Migrated from eDJGroupInc.com. Author: Greg Buckles. Published: 2010-05-27 11:12:32Format, images and links may no longer function correctly. Traditional discovery search applications like dtSearch and processing packages like Clearwell are usually offline while new collections are being indexed. Litsupport and legal personnel are used to being confident of the collections being searched at that moment. If you add new ESI to your matter, then you need to update the index before your search, right? But now that there are tools for searching ESI where it lives on live corporate servers and desktops, we introduce a relatively new wrinkle into search – index lag. Enterprise and desktop search engines run in the background and watch for new, deleted or changed files within the scope of folders that they are watching. The problem is that index updates are never instantaneous, which means that enterprise-wide searches are never 100% complete.
For the purposes of this conversation, we can exclude all the usual concerns about unindexable or partially indexable ESI formats and content. Instead, let’s focus in on the potential gaps resulting from the lag between changes on the live system and the index. Anyone who has installed X1 or Windows Desktop Search (WDS) has seen their desktop bog down while the system crunches through all the default file locations (yes, the defaults rarely search everything). IT admins rolling out an enterprise search solution like Autonomy IDOL, StoredIQ or Recommind will almost always throttle the system back to minimize the user impact. Many desktop search engines are set to ‘Zero Impact’ by default. This means that as long as you are active on the machine, it is not indexing so that it will not slow you down. This is based on the business usage assumption that most of what you would be searching for is at least several days old and over a typical day there will be several times when you walk away from your machine. Those inactive periods should allow your index to stay reasonably current.
This assumption can lead to problems in specific discovery scenarios. For instance, you run investigative searches on an executive. He catches wind of the investigation and deletes the critical files from his system after you have gotten hits on them. They are still in the index, but no longer on the desktop. The major problems arise when large volumes are moved, added or deleted on an active system. This temporarily ramps up the difference between index and reality. The index lag on server shares can be significant when they are set for daily updates or when the index is part of enterprise content management, archiving or backup systems.
A reasonable portion of legal matters are only concerned with a specific historical time period. That actually raises an interesting scenario based on the automatic expiry/deletion of files that are over their retention period. Most archives and content management systems run daily checks and delete these items immediately. However, it can take time for the index to be updated. If you think that this is not an issue, consider this typical discovery search scenario. An attorney emails a list of custodians and search terms to their litsupport tech. The tech creates a matter and runs the test search. The number of hits is reported and the attorney goes off to confer with outside counsel and even potentially with opposing counsel. It could be days or weeks before they come back with the green light to retrieve the files. Unless the system has automatically preserved those hits, it is probable that some items will be deleted every day if the company has any kind of systematic retention enforcement technology running across all the data sources. Now consider the effort required to manually verify that this is what has happened to thousands of files that show up as hits, but can no longer be retrieved or viewed. This is a different issue from the ‘index lag’, as rerunning the search will eliminate the false hits, but you know that they were there when you first checked and your audit log will show them. Worse, you may have reported those numbers to the other side during negotiations and they may well check the total of your produced, non-relevant and privileged counts. This is more of a preservation issue than an index problem, but it is worth considering.
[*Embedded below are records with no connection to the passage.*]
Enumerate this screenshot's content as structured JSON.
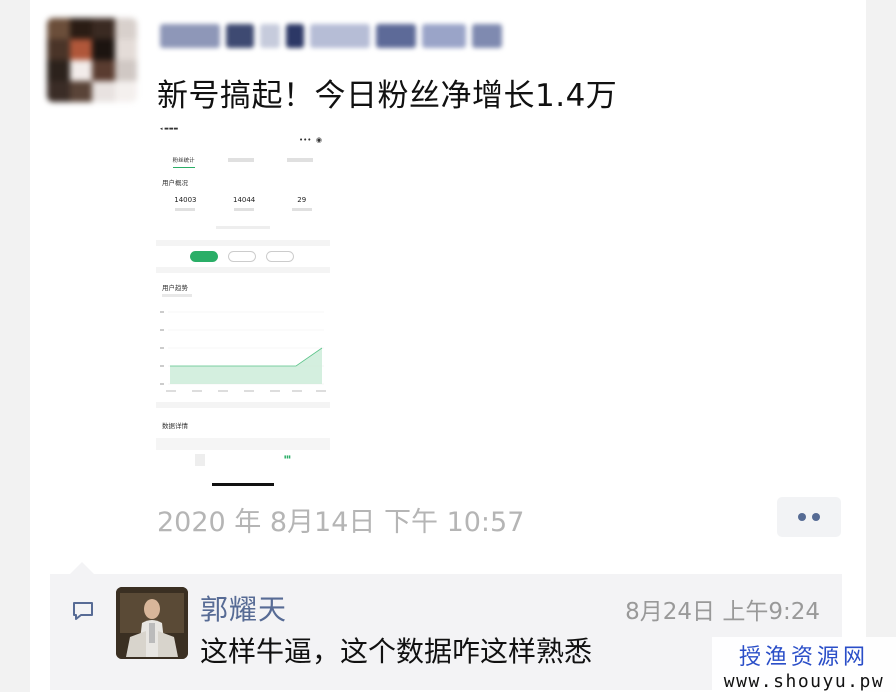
{
  "post": {
    "text": "新号搞起！今日粉丝净增长1.4万",
    "timestamp": "2020 年 8月14日 下午 10:57"
  },
  "embedded_screenshot": {
    "tabs": [
      "粉丝统计",
      "",
      ""
    ],
    "section_user_overview": "用户概况",
    "stats": [
      {
        "value": "14003",
        "label": ""
      },
      {
        "value": "14044",
        "label": ""
      },
      {
        "value": "29",
        "label": ""
      }
    ],
    "pills": [
      "",
      "",
      ""
    ],
    "section_trend": "用户趋势",
    "section_detail": "数据详情"
  },
  "comment": {
    "name": "郭耀天",
    "time": "8月24日 上午9:24",
    "text": "这样牛逼，这个数据咋这样熟悉"
  },
  "watermark": {
    "cn": "授渔资源网",
    "url": "www.shouyu.pw"
  },
  "colors": {
    "link_blue": "#576b95",
    "accent_green": "#2aae67",
    "timestamp_gray": "#b5b5b5"
  }
}
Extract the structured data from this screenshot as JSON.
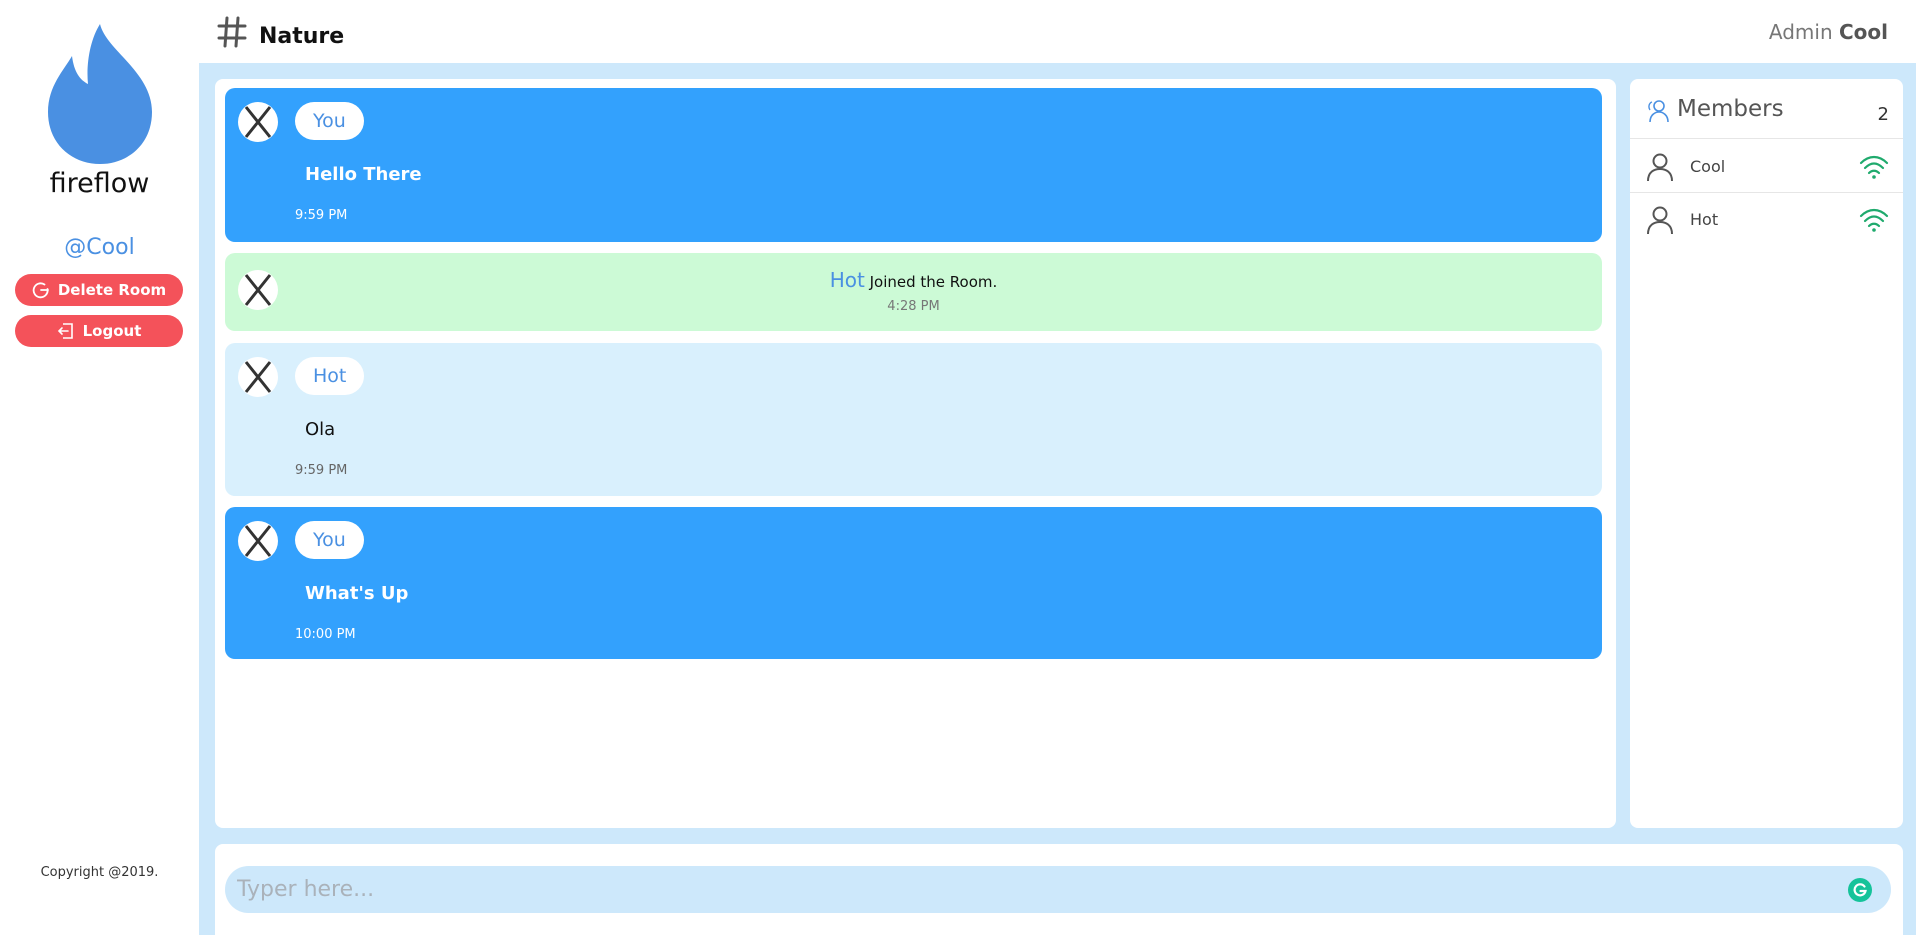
{
  "sidebar": {
    "brand": "fireflow",
    "handle": "@Cool",
    "delete_label": "Delete Room",
    "logout_label": "Logout",
    "copyright": "Copyright @2019."
  },
  "header": {
    "room_name": "Nature",
    "admin_prefix": "Admin",
    "admin_name": "Cool"
  },
  "messages": [
    {
      "type": "own",
      "name": "You",
      "text": "Hello There",
      "time": "9:59 PM"
    },
    {
      "type": "system",
      "user": "Hot",
      "text": "Joined the Room.",
      "time": "4:28 PM"
    },
    {
      "type": "other",
      "name": "Hot",
      "text": "Ola",
      "time": "9:59 PM"
    },
    {
      "type": "own",
      "name": "You",
      "text": "What's Up",
      "time": "10:00 PM"
    }
  ],
  "members": {
    "title": "Members",
    "count": "2",
    "list": [
      {
        "name": "Cool"
      },
      {
        "name": "Hot"
      }
    ]
  },
  "composer": {
    "placeholder": "Typer here..."
  },
  "colors": {
    "brand_blue": "#4a90e2",
    "own_bubble": "#33a1fd",
    "other_bubble": "#d9f0fd",
    "system_bubble": "#ccfad6",
    "danger": "#f4525a",
    "online": "#1faa6d",
    "background": "#cde8fb"
  }
}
The last index lag point is a bit technical. When you consider the huge scale of enterprise search, it makes sense that developers will try to minimize the footprint of the most expensive system components like the servers and database storage. This means that many systems keep only pointers in their database and most everything else in the full text index. It makes for lower overhead, but means that the index has to be updated every time a retention category, metadata property, categorization tag, virtual folder or other indexed attribute is altered. Users could decide to clean out a collection of family photos or at least mark them ‘Personal’, but they would still show up in search results as business for a period of time. This really heats up in a review scenario where multiple reviewers are tagging, flagging and commenting on a set of items. There is nothing that drives a reviewer crazy like marking an item privileged and then not finding it when you pull up all your privilege items for the second pass.
The primary take away from all of this is that enterprise systems are a different animal from traditional static eDiscovery platforms. You are handling massive quantities of live ESI and you should understand how the architecture and process flow can affect search, review and productions from those systems. You cannot assume that they are completely up to date or even connected to the network at the moment you run your search. You should be very careful when making affidavits of discovery productions to ensure that you fully understand what might not be there and how to express potential exceptions. So ‘mind the gap’ in your discovery process!